Haveria também uma quinta tese, mais e laica e “sociológica”, que se poderia formular mais ou menos da seguinte maneira:

1. Nos anos 60 produziu-se, no mundo ocidental, uma revolução cultural e de mentalidades, que se caracterizou pela contestação geral de qualquer tipo de Autoridade (do Estado, da família, no Exército, na Universidade, na Igreja); à separação definitiva do sexo e da reprodução (invenção e comercialização da pílula); à entrada maciça e definitiva das mulheres (de todos os estratos sociais) no mercado de trabalho e à sua autonomia sexual e financeira; por um ideal simultaneamente Individualista e Colectivista (movimentos sociais, como os Hippies, etc.), pelo trunfo de uma Contra-Cultura baseada na exaltação do momento, do instante, do prazer momentâneo (Musica, sexo casual , droga, “happenings”); pela ascensão de uma sociedade de abundância, depois da penúria do Pós-guerra ( apogeu dos “Trinta Gloriosos”, de Jean Fourastié, antes da crise petrolífera de 1973); pela consolidação das classes medias neste capitalismo “civilizado” e social-democratizado, governado alternadamente pelos Socialistas e pelos Conservadores democratas-cristãos.

2. Esta revolução usou ainda uma linguagem marxista, dado o “zeitgeist” dominante na Europa Ocidental do Pós-Guerra, em que um marxismo difuso dominava as ciências humanas, e até o jornalismo: mas na sua essência, era libertária-individualista.
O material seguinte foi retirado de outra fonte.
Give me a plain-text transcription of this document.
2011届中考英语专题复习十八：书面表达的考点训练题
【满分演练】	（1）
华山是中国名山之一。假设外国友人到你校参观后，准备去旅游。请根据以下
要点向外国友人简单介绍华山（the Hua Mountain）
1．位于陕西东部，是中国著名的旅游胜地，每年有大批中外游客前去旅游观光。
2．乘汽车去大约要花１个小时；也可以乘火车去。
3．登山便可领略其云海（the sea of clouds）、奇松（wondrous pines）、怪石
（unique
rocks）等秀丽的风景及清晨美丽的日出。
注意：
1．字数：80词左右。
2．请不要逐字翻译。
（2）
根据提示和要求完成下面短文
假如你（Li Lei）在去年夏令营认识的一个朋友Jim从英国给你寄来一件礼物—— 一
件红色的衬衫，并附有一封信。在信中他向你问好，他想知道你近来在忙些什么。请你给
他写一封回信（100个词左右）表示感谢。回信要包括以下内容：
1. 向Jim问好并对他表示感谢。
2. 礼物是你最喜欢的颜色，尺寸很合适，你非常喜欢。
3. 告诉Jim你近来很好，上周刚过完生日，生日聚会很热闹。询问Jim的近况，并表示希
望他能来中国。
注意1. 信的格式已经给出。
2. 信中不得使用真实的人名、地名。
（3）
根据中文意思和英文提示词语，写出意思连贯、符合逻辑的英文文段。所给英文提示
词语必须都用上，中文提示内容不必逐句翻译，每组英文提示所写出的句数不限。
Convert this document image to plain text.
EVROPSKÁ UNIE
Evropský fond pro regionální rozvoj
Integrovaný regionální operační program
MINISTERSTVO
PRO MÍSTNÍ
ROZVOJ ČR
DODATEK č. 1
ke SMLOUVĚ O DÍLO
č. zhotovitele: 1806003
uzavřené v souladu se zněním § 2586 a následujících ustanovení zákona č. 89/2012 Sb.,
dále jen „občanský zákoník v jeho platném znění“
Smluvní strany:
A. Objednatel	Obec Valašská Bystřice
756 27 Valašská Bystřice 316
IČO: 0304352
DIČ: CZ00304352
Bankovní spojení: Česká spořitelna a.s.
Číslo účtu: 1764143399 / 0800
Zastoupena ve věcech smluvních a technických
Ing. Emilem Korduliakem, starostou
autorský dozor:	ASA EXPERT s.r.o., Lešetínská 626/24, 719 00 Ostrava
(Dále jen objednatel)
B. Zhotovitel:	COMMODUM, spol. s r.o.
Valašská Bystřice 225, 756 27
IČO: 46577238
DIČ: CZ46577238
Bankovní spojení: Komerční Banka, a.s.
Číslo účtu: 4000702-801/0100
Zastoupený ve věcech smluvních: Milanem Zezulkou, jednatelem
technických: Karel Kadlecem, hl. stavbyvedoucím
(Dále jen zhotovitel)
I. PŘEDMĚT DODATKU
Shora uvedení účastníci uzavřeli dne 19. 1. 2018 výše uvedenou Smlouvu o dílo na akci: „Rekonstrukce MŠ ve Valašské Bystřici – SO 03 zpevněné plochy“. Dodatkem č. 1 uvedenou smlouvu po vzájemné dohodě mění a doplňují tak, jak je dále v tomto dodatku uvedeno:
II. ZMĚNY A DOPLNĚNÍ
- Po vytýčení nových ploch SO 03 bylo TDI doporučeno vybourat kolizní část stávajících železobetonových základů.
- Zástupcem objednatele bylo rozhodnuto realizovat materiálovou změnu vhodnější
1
3. Nos anos 70-80, aquando o Marxismo perder a aura que o envolvia há décadas como horizonte utópico da Historia humana (graças às revelações de Soljenitsine sobre o Gulag soviético, o genoidio do Cambodja, a revelação das atrocidades do Maoismo depois da morte de Mao em 1976, os “Nouveaux Philosophes” parisienses que desmarxizaram a intelectualidade francesa e europeia), o que ficou de todo este vasto movimento foi a ideia de uma autonomia do Individuo em todas as esferas; assim, da comuna “hippie” ou da célula maoista ou trotskista dos anos 60 para o escritório “chic” dos arrogantes e sôfregos “Yuppies” neoliberais dos anos 80, há mutação mas não ruptura;

4. Uma instituição conservadora, como é a Igreja Católica tentou uma conjunto de reformas e adaptações ao mundo contemporâneo num período de grande turbulência , como foram os anos 60; ora era impossível não ser envolvida pelos “ventos “ que então sopravam; a isto há ainda a acrescentar a celebre frase de Tocqueville que o pior momento para um sistema “autoritário” (sem sentido pejorativo, referia-se à Monarquia de Luís XVI) é quando decide enveredar pelo caminho das reformas;

5. Os ventos desta “revolução cultural” (muito mais profunda que a chinesa de Mao Tse Tung, embora com muitíssimos menos mortos...) entraram na Igreja católica através das janelas abertas pelo Concilio, Igreja católica essa que era “quase” um vaso hermético desde pelo menos, o pontificado ultramontano de Pio IX (meados do século XIX), e o resultado foi não tanto a renovação ou um novo impulso (como desejavam o “bom Papa João” e numerosos católicos de boa vontade…) mas sim a confusão, o caos instalado, as crises de consciência de numerosos padres e fieis, a quebra das vocações religiosas, a sedução pelas ideologias revolucionarias por parte do “Progressismo católico” (mais de um século depois dos Socialismos utópicos de 1830-1848 que ainda sonhavam com a síntese Cristianismo/Socialismo !!!), a contestação da autoridade do Papa (o celebre episódio da encíclica “Humanae Vitae”, de 1968, contestada em todo o mundo, até por alguns bispos e teólogos), o desanimo e desagregação de numerosos movimentos eclesiais, o decréscimo do numero de praticantes, o esvaziar dos seminários e toda uma decadência/crise eclesial que persiste, com muito mal-estar interno , mesmo após os movimentos “rectificativos” de João Paulo II e Bento XVI.

J. Duque disse...

(cont.)


6. O movimento de secularização, iniciado em meados do século XVIII, prosseguiu ao longo dos últimos dois séculos, com fases alternadas de avanço rápido e de “slow motion”; nos anos 60-70, toda esta revolução cultural produziu uma aceleração acentuada deste processo, que reduziu a Igreja Católica, nos países europeus (o resto do Mundo: América Latina, Africa, Asia é um caso a analisar à parte) a uma sombra do que foi. Ainda assim, resistiu melhor que as Igrejas anglicanas (Grã-Bretanha) e luteranas (países escandinavos), muito mais permeáveis ao “ar do tempo”, mas que curiosamente (ou talvez mesmo por causa disso), conheceram um declínio muito mais acentuado.

Anónimo disse...

J. Duque,

é de mim ou já li algures - num livro - o que aqui condensou?

Américo Mendes

J. Duque disse...

Não, caro Américo Mendes, o texto é da minha autoria.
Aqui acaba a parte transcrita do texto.